The cool colours on the spectrum (green, blue/green, blue, blue/violet) are receding colours – in that they appear to go away from you.
The paler versions of these colours are particularly useful in helping to create an illusion of space and are often described as light and airy tones so are useful in smaller rooms or galley kitchens. The brighter versions can also cool down a too-warm room scheme.
In a room with high ceilings where a feeling of intimacy is desired a darker shade of colour or an accent door on the units will draw the eye lower and create the visual effect of lowering the ceiling. By applying the opposite, say, bright white wall units against base units that are at least a couple of shades darker the ceiling is visually lifted. (see Image 3)
Using pure white may seem the obvious choice to make a room lighter but in a north facing room it could also make it feel colder, stark, and cast shadows. Using warmer shades of neutrals such as ‘cashmere’ or ‘Porcelain’ will warm up the room without overpowering the space. Pale blonde wood accent doors will also bring a lightness but warmth at the same time. (see Image 4)
It would be advised to steer clear of warmer shades in a south facing room as it could make the room feel uncomfortable in the summer months. Using pure white may also emphasise the bright light and be uncomfortable at certain parts of the day. Using colours from the cooler side of the spectrum, in particular light values and tones of these colours will help to cool the room down and balance the amount of reflectivity in the room.
Use of Ice blue or pale blue-grey like Burbidge’s ‘Seal grey’ paired with a soft neutral like ‘soft grey’ will give a room a freshness and an airiness that will feel comfortable in even the brightest sunlight. (see Image 5)
Here’s some ideas for how to apply colour in a kitchen.
1. Two tone kitchens – typically the darker colour on the base unit and lighter on the wall. These were the mainstay of the Victorian kitchen where the dark colours would hide all manner of scuffs and scratches and have seen a huge revival in the past few years in both the classic shaker and contemporary kitchen styles.(see Image 6)
2. Use of accent doors. Particularly paired with a slab door, these can bring an element of pattern and texture as well as colour and are great for bridging between full height doors and on islands. Look for marbled patterns and textured wood veneers for real interest. (see Image 7)

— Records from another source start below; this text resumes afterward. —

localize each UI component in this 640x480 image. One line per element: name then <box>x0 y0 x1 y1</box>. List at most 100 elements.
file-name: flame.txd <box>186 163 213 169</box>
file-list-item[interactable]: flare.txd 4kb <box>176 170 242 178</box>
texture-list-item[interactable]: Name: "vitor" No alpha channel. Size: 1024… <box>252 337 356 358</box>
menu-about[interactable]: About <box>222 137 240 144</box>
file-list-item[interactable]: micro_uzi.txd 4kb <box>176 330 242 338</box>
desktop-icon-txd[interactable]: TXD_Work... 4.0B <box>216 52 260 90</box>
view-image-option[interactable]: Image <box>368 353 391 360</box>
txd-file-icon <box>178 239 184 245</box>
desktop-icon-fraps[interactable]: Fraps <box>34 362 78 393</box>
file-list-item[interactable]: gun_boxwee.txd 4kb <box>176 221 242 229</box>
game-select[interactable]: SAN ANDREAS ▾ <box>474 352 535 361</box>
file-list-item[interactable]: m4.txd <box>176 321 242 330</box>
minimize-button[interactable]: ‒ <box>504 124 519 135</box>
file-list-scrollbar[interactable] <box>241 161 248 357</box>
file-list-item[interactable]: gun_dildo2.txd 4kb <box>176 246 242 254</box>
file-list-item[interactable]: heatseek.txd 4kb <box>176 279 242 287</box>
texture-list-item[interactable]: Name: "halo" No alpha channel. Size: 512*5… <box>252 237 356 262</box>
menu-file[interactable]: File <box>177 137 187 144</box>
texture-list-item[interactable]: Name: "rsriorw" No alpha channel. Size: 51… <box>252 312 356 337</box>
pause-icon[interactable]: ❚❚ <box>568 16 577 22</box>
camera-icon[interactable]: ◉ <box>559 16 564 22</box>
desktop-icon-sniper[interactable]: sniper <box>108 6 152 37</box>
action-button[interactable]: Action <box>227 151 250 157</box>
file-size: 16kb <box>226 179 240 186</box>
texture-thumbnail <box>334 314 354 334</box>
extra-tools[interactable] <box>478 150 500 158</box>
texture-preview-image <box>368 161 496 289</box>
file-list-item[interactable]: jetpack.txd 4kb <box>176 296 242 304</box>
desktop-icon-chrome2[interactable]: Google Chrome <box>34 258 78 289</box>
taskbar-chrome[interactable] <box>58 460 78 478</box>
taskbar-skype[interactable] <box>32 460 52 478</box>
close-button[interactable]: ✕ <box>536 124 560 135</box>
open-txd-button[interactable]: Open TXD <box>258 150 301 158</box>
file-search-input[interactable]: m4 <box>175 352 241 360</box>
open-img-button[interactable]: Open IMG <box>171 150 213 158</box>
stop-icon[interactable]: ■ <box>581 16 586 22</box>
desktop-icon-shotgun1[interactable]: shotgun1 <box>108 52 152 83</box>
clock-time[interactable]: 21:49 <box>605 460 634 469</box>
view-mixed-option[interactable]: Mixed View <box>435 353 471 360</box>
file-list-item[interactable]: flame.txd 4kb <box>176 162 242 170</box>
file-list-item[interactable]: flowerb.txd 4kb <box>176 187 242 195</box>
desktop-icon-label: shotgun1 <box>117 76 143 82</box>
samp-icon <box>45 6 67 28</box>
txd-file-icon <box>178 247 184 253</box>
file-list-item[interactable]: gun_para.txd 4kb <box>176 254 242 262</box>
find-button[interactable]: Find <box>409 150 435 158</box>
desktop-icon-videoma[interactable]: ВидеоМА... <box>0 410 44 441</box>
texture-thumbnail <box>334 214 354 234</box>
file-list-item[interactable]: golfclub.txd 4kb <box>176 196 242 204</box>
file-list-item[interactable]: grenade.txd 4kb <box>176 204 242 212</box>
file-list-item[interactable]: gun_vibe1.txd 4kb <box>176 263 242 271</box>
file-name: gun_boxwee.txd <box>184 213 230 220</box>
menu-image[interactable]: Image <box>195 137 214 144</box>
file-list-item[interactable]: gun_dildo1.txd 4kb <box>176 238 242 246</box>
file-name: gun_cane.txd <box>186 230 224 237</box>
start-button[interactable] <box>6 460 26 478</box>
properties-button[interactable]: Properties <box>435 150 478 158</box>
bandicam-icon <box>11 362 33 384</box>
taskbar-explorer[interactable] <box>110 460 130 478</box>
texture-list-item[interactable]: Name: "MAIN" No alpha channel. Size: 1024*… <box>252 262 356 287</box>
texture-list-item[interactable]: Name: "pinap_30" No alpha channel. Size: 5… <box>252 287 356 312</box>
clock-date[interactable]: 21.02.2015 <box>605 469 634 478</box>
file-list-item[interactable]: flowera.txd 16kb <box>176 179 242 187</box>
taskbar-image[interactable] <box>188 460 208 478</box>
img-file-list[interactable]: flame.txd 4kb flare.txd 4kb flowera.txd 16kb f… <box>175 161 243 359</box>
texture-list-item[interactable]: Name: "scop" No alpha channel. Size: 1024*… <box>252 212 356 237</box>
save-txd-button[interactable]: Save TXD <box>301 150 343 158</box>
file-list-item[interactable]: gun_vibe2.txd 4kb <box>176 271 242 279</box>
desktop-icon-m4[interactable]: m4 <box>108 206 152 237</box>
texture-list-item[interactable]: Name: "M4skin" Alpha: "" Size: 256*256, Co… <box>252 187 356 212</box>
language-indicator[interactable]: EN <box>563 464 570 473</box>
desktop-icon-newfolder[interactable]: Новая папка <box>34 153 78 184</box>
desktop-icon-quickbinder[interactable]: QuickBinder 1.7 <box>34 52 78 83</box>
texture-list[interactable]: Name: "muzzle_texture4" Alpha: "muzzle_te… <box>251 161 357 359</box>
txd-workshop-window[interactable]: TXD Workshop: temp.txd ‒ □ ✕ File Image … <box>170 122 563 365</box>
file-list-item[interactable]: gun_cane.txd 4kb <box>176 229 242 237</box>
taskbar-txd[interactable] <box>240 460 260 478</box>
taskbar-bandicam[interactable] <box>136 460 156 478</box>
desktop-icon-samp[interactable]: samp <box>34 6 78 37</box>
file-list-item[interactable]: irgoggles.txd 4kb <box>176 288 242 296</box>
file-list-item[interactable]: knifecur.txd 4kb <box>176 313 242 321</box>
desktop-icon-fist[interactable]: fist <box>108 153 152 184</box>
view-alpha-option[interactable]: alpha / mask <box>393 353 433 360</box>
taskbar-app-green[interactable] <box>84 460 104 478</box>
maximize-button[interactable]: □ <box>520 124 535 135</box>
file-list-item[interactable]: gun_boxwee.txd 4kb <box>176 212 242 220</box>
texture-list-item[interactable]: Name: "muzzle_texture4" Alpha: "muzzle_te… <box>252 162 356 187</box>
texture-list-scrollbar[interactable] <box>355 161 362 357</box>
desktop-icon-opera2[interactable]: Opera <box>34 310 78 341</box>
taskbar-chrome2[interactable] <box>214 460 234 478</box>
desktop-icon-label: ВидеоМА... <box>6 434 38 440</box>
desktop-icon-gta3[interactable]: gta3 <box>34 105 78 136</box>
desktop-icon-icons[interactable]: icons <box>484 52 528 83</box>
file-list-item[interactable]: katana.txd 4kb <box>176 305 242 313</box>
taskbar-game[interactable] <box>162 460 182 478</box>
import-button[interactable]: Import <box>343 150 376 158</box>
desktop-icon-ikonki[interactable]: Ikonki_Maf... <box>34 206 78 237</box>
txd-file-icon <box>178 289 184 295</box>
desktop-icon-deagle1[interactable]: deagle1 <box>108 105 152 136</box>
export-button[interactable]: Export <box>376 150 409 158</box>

3. Choosing a colour for the bulk of the units and then something contrasting for the island is still a classic option. In a larger space pairing the island with a contrasting work surface than with the main run can also look fantastic! (see Image 8)
If you are nervous of anything other than a neutral – consider adding some interest with less expensive elements of the kitchen such as the handles, sink and tap finishes. These now come in an array of finishes including the ever popular matte black or gunmetal or warmer brushed finishes in nickel, brass and copper. (see Image 9)
Whatever your colour preferences, you will be guided through the process of choosing using our extensive range of sample doors and swatches until we reach your colour perfection.